The complaint, unsealed this week in federal court in Las Vegas, is part of a crackdown by U.S. and Canadian regulators on unsolicited e-mail, known as "spam."

Retailer disagrees with LV verdict

A Las Vegas couple who filed a personal injury lawsuit against Chicago-based Sears, Roebuck and Co. in 1999 was awarded $7.74 million by a Clark County jury Wednesday.

Peggy Lopez claimed she incurred more than $100,000 in medical bills including surgery expenses for her back, neck, hand and knee after her hand was smashed by the falling hood of her car while at a Sears auto center at Boulevard Mall. She was awarded $7.53 million while her husband, Daniel, was awarded $212,560 for his loss of consortium claim.

Sears spokeswoman Peggy Palter said the retailer will explore its post-trial options.

"We don't believe it's a correct verdict," she said.

Daniel Lopez, who said he was disabled from three other unrelated accidents, sued for damages because his wife's accident left the couple without any source of income.

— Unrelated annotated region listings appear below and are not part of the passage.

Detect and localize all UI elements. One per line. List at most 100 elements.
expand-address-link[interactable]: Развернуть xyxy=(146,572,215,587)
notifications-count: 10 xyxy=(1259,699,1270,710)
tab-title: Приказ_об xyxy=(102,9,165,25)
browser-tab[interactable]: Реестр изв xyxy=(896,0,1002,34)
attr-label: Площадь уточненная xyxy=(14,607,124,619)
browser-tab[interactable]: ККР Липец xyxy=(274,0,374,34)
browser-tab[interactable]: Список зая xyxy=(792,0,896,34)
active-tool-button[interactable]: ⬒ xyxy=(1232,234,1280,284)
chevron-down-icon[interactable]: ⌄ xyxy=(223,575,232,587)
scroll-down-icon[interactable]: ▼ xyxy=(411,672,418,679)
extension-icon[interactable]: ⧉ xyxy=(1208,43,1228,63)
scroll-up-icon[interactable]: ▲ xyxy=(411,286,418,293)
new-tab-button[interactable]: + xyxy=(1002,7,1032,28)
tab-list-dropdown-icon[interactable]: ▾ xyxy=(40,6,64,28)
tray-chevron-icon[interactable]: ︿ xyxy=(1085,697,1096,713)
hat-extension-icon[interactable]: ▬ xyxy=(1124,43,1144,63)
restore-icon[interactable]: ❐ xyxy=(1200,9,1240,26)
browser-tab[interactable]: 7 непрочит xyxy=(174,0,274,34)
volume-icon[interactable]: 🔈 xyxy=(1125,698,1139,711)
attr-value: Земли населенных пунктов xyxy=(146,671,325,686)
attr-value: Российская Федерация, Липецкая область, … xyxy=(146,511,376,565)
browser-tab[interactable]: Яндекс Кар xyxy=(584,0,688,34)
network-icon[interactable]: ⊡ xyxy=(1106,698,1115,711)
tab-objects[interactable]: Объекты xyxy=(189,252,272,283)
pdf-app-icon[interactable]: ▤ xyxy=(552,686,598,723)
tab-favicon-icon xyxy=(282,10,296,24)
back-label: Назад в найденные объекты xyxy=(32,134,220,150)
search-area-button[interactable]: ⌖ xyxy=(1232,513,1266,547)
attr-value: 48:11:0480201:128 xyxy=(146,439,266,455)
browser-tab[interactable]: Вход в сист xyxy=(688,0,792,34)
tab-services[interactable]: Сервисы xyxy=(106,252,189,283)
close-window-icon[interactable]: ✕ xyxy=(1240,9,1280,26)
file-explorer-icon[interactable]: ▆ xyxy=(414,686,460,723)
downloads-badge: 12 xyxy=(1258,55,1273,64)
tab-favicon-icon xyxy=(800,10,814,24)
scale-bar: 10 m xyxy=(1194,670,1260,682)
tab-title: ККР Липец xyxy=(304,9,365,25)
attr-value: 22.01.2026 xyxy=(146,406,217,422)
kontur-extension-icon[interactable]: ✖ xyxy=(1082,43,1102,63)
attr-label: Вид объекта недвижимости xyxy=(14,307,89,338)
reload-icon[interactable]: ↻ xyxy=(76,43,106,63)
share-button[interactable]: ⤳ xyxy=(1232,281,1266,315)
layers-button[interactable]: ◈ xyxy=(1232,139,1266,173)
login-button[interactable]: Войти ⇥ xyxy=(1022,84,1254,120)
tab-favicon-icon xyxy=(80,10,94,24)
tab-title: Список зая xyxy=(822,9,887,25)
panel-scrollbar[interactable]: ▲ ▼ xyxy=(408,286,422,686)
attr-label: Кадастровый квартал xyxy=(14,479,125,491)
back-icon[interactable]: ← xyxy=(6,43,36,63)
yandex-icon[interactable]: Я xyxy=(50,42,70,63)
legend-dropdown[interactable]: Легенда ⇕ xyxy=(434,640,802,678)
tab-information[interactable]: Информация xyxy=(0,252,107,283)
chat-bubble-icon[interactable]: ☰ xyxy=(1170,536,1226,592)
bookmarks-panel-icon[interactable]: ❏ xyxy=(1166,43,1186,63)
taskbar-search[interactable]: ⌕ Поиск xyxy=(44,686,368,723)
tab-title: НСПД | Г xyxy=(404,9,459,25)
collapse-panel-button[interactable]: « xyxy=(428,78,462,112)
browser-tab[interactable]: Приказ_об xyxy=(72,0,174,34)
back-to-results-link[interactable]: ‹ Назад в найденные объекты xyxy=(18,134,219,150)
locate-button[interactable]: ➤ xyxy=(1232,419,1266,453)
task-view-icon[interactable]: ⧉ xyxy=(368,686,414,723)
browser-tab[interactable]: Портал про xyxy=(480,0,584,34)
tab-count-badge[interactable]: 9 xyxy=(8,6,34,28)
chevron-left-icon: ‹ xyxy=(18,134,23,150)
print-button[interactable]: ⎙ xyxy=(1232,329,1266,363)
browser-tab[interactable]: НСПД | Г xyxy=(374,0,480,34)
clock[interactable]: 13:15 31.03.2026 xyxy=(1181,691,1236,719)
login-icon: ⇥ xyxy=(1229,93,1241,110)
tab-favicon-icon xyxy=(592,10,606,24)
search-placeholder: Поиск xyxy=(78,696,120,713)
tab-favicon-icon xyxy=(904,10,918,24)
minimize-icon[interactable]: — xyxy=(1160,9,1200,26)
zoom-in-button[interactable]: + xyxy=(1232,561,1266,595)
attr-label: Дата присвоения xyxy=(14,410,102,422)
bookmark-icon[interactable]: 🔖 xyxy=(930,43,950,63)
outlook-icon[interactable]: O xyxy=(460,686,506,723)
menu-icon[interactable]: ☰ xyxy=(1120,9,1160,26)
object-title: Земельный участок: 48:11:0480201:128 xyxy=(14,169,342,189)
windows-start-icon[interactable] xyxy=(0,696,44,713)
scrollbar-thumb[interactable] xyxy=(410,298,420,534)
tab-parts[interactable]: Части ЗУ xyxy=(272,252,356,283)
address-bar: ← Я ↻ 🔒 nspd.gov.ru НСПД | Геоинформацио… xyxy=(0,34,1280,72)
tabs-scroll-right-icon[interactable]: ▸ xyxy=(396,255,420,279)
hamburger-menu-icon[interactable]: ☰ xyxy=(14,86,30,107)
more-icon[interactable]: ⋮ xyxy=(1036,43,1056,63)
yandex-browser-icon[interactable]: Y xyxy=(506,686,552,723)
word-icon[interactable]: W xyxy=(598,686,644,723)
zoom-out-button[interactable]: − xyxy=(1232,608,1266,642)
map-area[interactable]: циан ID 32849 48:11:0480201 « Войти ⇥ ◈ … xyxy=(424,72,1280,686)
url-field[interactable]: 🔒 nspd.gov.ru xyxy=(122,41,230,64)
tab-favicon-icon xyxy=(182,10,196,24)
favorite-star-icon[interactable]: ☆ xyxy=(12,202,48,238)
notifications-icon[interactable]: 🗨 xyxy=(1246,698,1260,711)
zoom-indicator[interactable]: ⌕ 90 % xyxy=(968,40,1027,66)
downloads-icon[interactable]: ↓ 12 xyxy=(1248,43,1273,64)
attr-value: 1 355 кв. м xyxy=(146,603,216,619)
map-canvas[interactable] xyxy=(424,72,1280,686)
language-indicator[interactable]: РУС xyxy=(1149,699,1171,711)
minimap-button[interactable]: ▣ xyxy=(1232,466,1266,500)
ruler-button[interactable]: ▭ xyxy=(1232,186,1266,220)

Lopez also said his physical relationship with his wife suffered after her accident and alleged his health has deteriorated because he's forced to perform household chores that his wife can no longer do.

Henderson plant reports loss

DENVER -- Titanium Metals Corp., operators of a large plant near Henderson, reported a quarterly loss of $36.1 million, or $1.14 per share, compared to a loss of $3.6 million, or 12 cents per share, in the same quarter of 2001.

Excluding special items, the loss was $8.6 million, or 27 cents per share, compared to $3.1 million, or 10 cents per share, in the first quarter of 2001.

Sales of $104.4 million in the first quarter of 2002 were 16 percent lower than the year-ago period. The company said the decrease was due mainly to a 16 percent decrease in mill product sales, a 37 percent decrease in melted products and changes in product mix.

The decrease was partially offset by increases in mill and melted products selling prices.